EmbeddedLLM / vllm-rocm

vLLM: A high-throughput and memory-efficient inference and serving engine for LLMs
https://vllm.readthedocs.io
Apache License 2.0
83 stars 5 forks source link

AssertionError assert output == other_output #10

Closed shangshng closed 7 months ago

shangshng commented 7 months ago

Hello,

I'm now using base docker rocm/pytorch:rocm5.7_ubuntu20.04_py3.9_pytorch_2.0.1. It works fine when using TP=1 or the number of prompts is small, but when I using 2 GPUs there is the error:

  File "/opt/conda/envs/vllm/lib/python3.10/site-packages/vllm-0.2.1-py3.10-linux-x86_64.egg/vllm/entrypoints/llm.py", line 157, in generate
    return self._run_engine(use_tqdm)
  File "/opt/conda/envs/vllm/lib/python3.10/site-packages/vllm-0.2.1-py3.10-linux-x86_64.egg/vllm/entrypoints/llm.py", line 177, in _run_engine
    step_outputs = self.llm_engine.step()
  File "/opt/conda/envs/vllm/lib/python3.10/site-packages/vllm-0.2.1-py3.10-linux-x86_64.egg/vllm/engine/llm_engine.py", line 562, in step
    output = self._run_workers(
  File "/opt/conda/envs/vllm/lib/python3.10/site-packages/vllm-0.2.1-py3.10-linux-x86_64.egg/vllm/engine/llm_engine.py", line 712, in _run_workers
    assert output == other_output
AssertionError

I saw the same problem is fixed in original repo: https://github.com/vllm-project/vllm/pull/1389, will it be fixed here?

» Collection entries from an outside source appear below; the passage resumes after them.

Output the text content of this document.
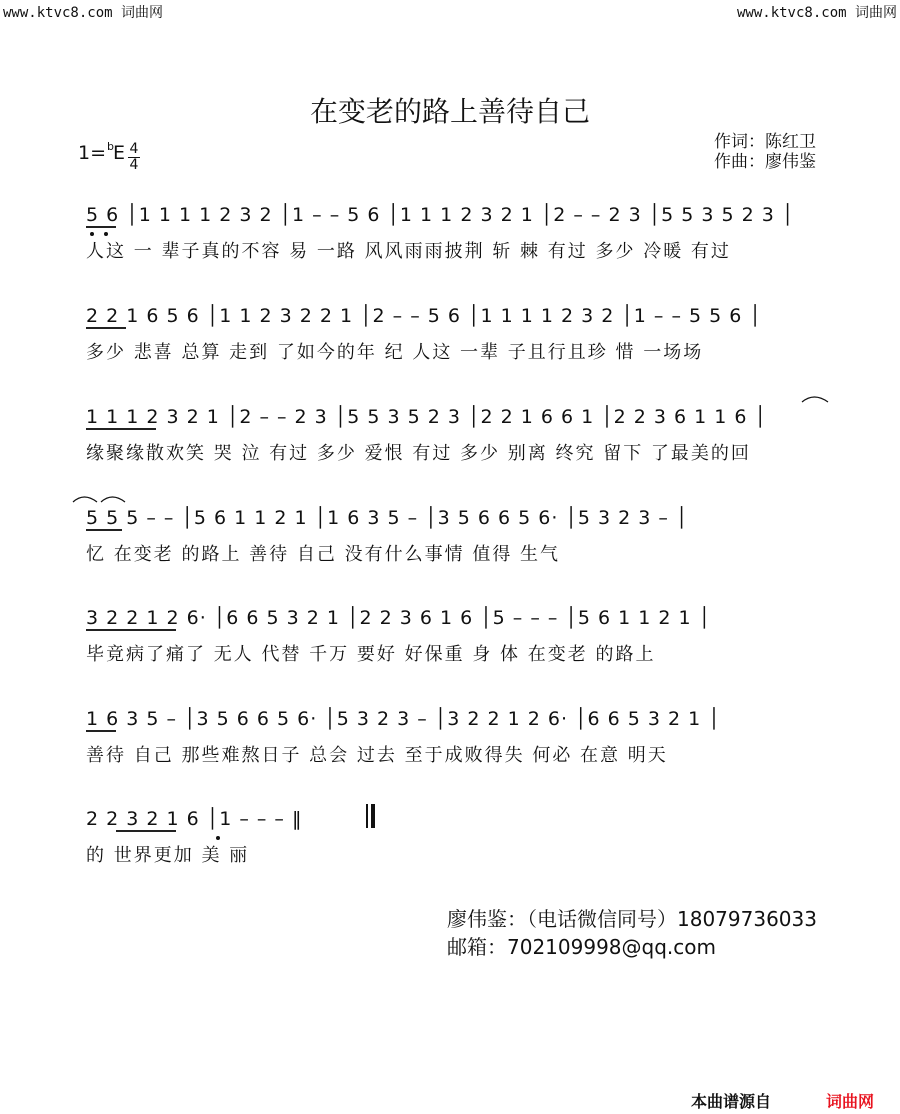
www.ktvc8.com 词曲网	www.ktvc8.com 词曲网
在变老的路上善待自己
1=$^b$E 4
4
作词：陈红卫
作曲：廖伟鉴
5 6 │1 1 1 1 2 3 2 │1 – – 5 6 │1 1 1 2 3 2 1 │2 – – 2 3 │5 5 3 5 2 3 │
人这 一 辈子真的不容 易 一路 风风雨雨披荆 斩 棘 有过 多少 冷暖 有过
2 2 1 6 5 6 │1 1 2 3 2 2 1 │2 – – 5 6 │1 1 1 1 2 3 2 │1 – – 5 5 6 │
多少 悲喜 总算 走到 了如今的年 纪 人这 一辈 子且行且珍 惜 一场场
1 1 1 2 3 2 1 │2 – – 2 3 │5 5 3 5 2 3 │2 2 1 6 6 1 │2 2 3 6 1 1 6 │
缘聚缘散欢笑 哭 泣 有过 多少 爱恨 有过 多少 别离 终究 留下 了最美的回
5 5 5 – – │5 6 1 1 2 1 │1 6 3 5 – │3 5 6 6 5 6· │5 3 2 3 – │
忆 在变老 的路上 善待 自己 没有什么事情 值得 生气
3 2 2 1 2 6· │6 6 5 3 2 1 │2 2 3 6 1 6 │5 – – – │5 6 1 1 2 1 │
毕竟病了痛了 无人 代替 千万 要好 好保重 身 体 在变老 的路上
1 6 3 5 – │3 5 6 6 5 6· │5 3 2 3 – │3 2 2 1 2 6· │6 6 5 3 2 1 │
善待 自己 那些难熬日子 总会 过去 至于成败得失 何必 在意 明天
2 2 3 2 1 6 │1 – – – ‖
的 世界更加 美 丽
廖伟鉴：（电话微信同号）18079736033
邮箱：702109998@qq.com
本曲谱源自	词曲网
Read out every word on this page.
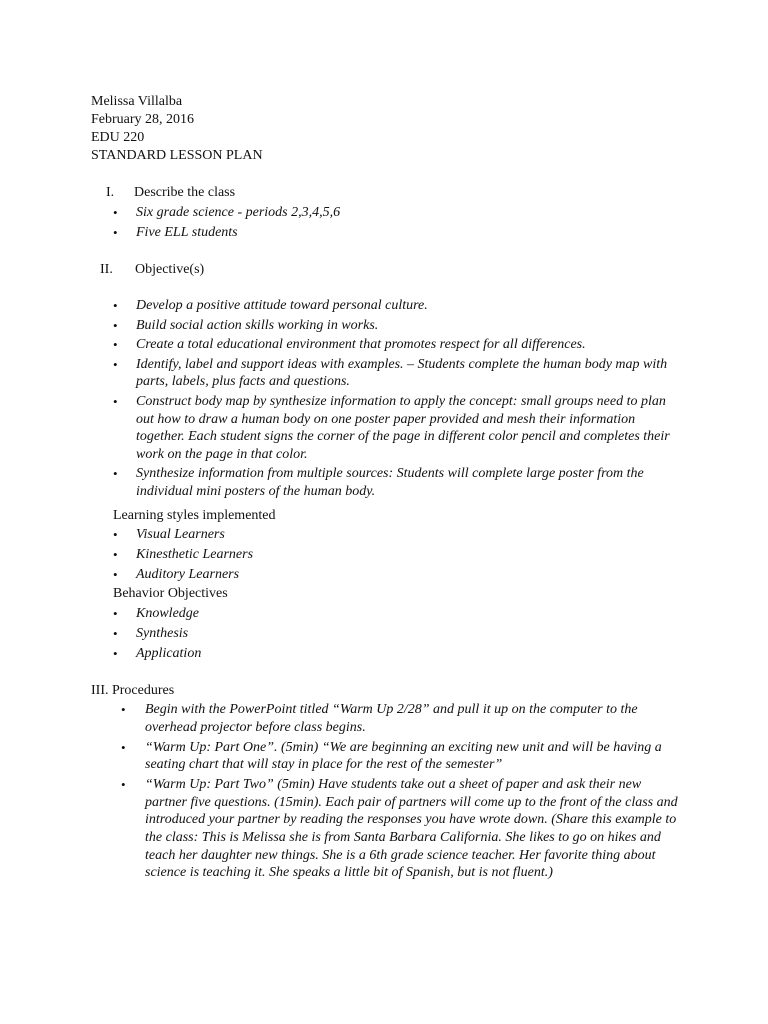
Melissa Villalba
February 28, 2016
EDU 220
STANDARD LESSON PLAN
I. Describe the class
• Six grade science - periods 2,3,4,5,6
• Five ELL students
II. Objective(s)
• Develop a positive attitude toward personal culture.
• Build social action skills working in works.
• Create a total educational environment that promotes respect for all differences.
• Identify, label and support ideas with examples. – Students complete the human body map with parts, labels, plus facts and questions.
• Construct body map by synthesize information to apply the concept: small groups need to plan out how to draw a human body on one poster paper provided and mesh their information together. Each student signs the corner of the page in different color pencil and completes their work on the page in that color.
• Synthesize information from multiple sources: Students will complete large poster from the individual mini posters of the human body.
Learning styles implemented
• Visual Learners
• Kinesthetic Learners
• Auditory Learners
Behavior Objectives
• Knowledge
• Synthesis
• Application
III. Procedures
• Begin with the PowerPoint titled “Warm Up 2/28” and pull it up on the computer to the overhead projector before class begins.
• “Warm Up: Part One”. (5min) “We are beginning an exciting new unit and will be having a seating chart that will stay in place for the rest of the semester”
• “Warm Up: Part Two” (5min) Have students take out a sheet of paper and ask their new partner five questions. (15min). Each pair of partners will come up to the front of the class and introduced your partner by reading the responses you have wrote down. (Share this example to the class: This is Melissa she is from Santa Barbara California. She likes to go on hikes and teach her daughter new things. She is a 6th grade science teacher. Her favorite thing about science is teaching it. She speaks a little bit of Spanish, but is not fluent.)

tjtanaa commented 7 months ago

The version of the code has the implementation from the issue https://github.com/vllm-project/vllm/pull/1389 . And we can't reproduce the error you are facing. Could you share more on any of the changes or configurations that you have made?

shangshng commented 7 months ago

Thank you @tjtanaa . I also put an issue on vllm main: issue. I think the problem is caused by the new parameter 'max_paddings' and I don't know how to tune it.

tanpinsiang commented 7 months ago

Thank you for reporting the issue. If you have any further questions please feel free to reopen the issue or create a new one. Thank you again for your contribution!